Love stories

wagas

The network I work for has this series called “Wagas: Mga Totoong Kuwento ng Pag-ibig”, where the love stories of network personalities and regular couples (see: “Cosplayers’ love story“) are acted out by network talents. I get to watch it because I work on weekends, it’s on the weekend lineup, and one of the office TVs is on my 10 o’clock when I am at my desk.

Here is an episode that they did on our former editor-in-chief and his wife:

 

It’s a little cheesy — even the title, Filipino for pure and faithful, is a little cheesy and old-timey — but maybe that’s the whole point of the show, that love is a little cheesy and that sometimes it works out. I mean, the people featured on the show are people who have gone through life together and have done at least a good enough job at it to share their story on TV.

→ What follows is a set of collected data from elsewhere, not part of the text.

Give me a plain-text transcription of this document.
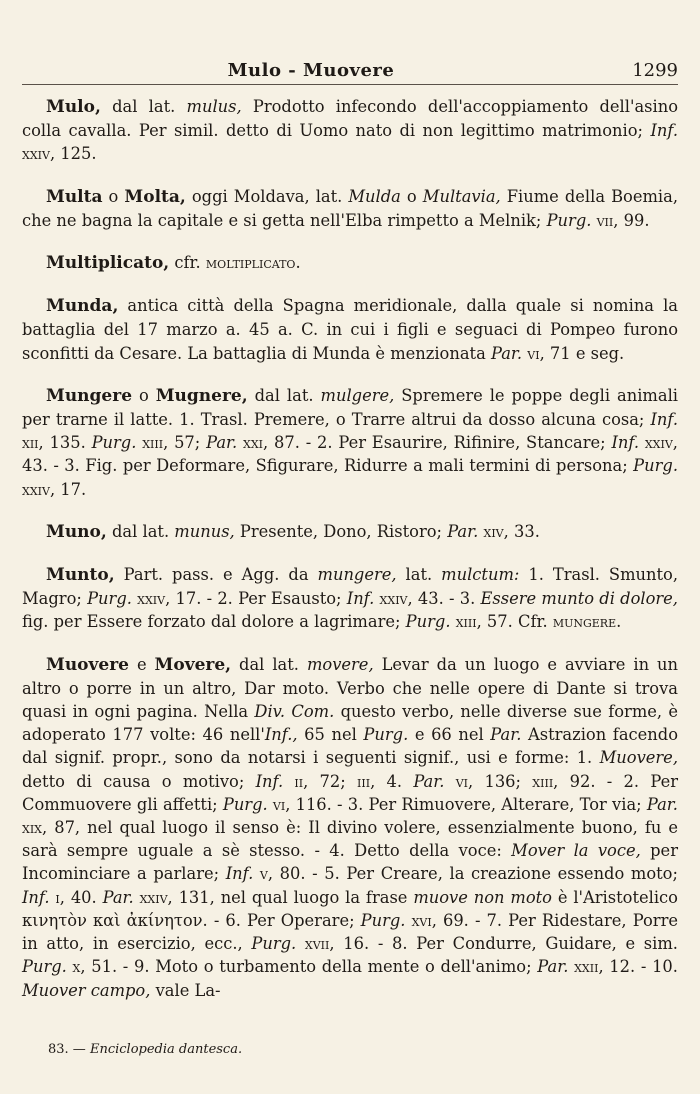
Mulo - Muovere	1299

Mulo, dal lat. mulus, Prodotto infecondo dell'accoppiamento dell'asino colla cavalla. Per simil. detto di Uomo nato di non legittimo matrimonio; Inf. xxiv, 125.

Multa o Molta, oggi Moldava, lat. Mulda o Multavia, Fiume della Boemia, che ne bagna la capitale e si getta nell'Elba rimpetto a Melnik; Purg. vii, 99.

Multiplicato, cfr. moltiplicato.

Munda, antica città della Spagna meridionale, dalla quale si nomina la battaglia del 17 marzo a. 45 a. C. in cui i figli e seguaci di Pompeo furono sconfitti da Cesare. La battaglia di Munda è menzionata Par. vi, 71 e seg.

Mungere o Mugnere, dal lat. mulgere, Spremere le poppe degli animali per trarne il latte. 1. Trasl. Premere, o Trarre altrui da dosso alcuna cosa; Inf. xii, 135. Purg. xiii, 57; Par. xxi, 87. - 2. Per Esaurire, Rifinire, Stancare; Inf. xxiv, 43. - 3. Fig. per Deformare, Sfigurare, Ridurre a mali termini di persona; Purg. xxiv, 17.

Muno, dal lat. munus, Presente, Dono, Ristoro; Par. xiv, 33.

Munto, Part. pass. e Agg. da mungere, lat. mulctum: 1. Trasl. Smunto, Magro; Purg. xxiv, 17. - 2. Per Esausto; Inf. xxiv, 43. - 3. Essere munto di dolore, fig. per Essere forzato dal dolore a lagrimare; Purg. xiii, 57. Cfr. mungere.

Muovere e Movere, dal lat. movere, Levar da un luogo e avviare in un altro o porre in un altro, Dar moto. Verbo che nelle opere di Dante si trova quasi in ogni pagina. Nella Div. Com. questo verbo, nelle diverse sue forme, è adoperato 177 volte: 46 nell'Inf., 65 nel Purg. e 66 nel Par. Astrazion facendo dal signif. propr., sono da notarsi i seguenti signif., usi e forme: 1. Muovere, detto di causa o motivo; Inf. ii, 72; iii, 4. Par. vi, 136; xiii, 92. - 2. Per Commuovere gli affetti; Purg. vi, 116. - 3. Per Rimuovere, Alterare, Tor via; Par. xix, 87, nel qual luogo il senso è: Il divino volere, essenzialmente buono, fu e sarà sempre uguale a sè stesso. - 4. Detto della voce: Mover la voce, per Incominciare a parlare; Inf. v, 80. - 5. Per Creare, la creazione essendo moto; Inf. i, 40. Par. xxiv, 131, nel qual luogo la frase muove non moto è l'Aristotelico κινητὸν καὶ ἀκίνητον. - 6. Per Operare; Purg. xvi, 69. - 7. Per Ridestare, Porre in atto, in esercizio, ecc., Purg. xvii, 16. - 8. Per Condurre, Guidare, e sim. Purg. x, 51. - 9. Moto o turbamento della mente o dell'animo; Par. xxii, 12. - 10. Muover campo, vale La-

83. — Enciclopedia dantesca.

Their stories could just as easily have been part of a show on broken relationships called “Waley”, which, of course, doesn’t exist.

My parents, as rocky as their married life was at times, had the same kind of story. An excerpt from an e-mail I wrote about them years ago:

 

Theirs was never a perfect marriage. My dad, when in a rage, could and often would say things that would make a sailor blush, and then walk out the door so the married couple could argue in private. Towards the end of their marriage–ended by my father’s death in 2009–they hardly ever talked, except at breakfast. They were good talks, though, unless when politics got involved and I often felt that I was intruding on them when I lingered at the breakfast table.

After the funeral, my mother said she would not have married anyone else even knowing how much of a challenge being with my father was.

 

I want to some day be able to sit on a couch with my wife, look back on life, and tell that sort of story — our story — either to a TV crew or to our children, or, if I get to be that old, to half-remembered ghosts of long-dead friends.

It’s useless sentimentality, probably brought by the rainy season and at the thought of turning 33 this year, but I sometimes wish we could all just fast-forward to the happy endings, or at least the not-as-anxious rising action. But we can’t and that’s the point of it.

I like to say that life is struggle as a joke, but also as a reminder that, yes, it actually is, and there is not a lot that will change that. Sometimes, it’s easier, and sometimes it will kick your ass. And sometimes, if you work at it and you luck out, you can look back at the years you’ve had together and say, well, that was pretty wagas.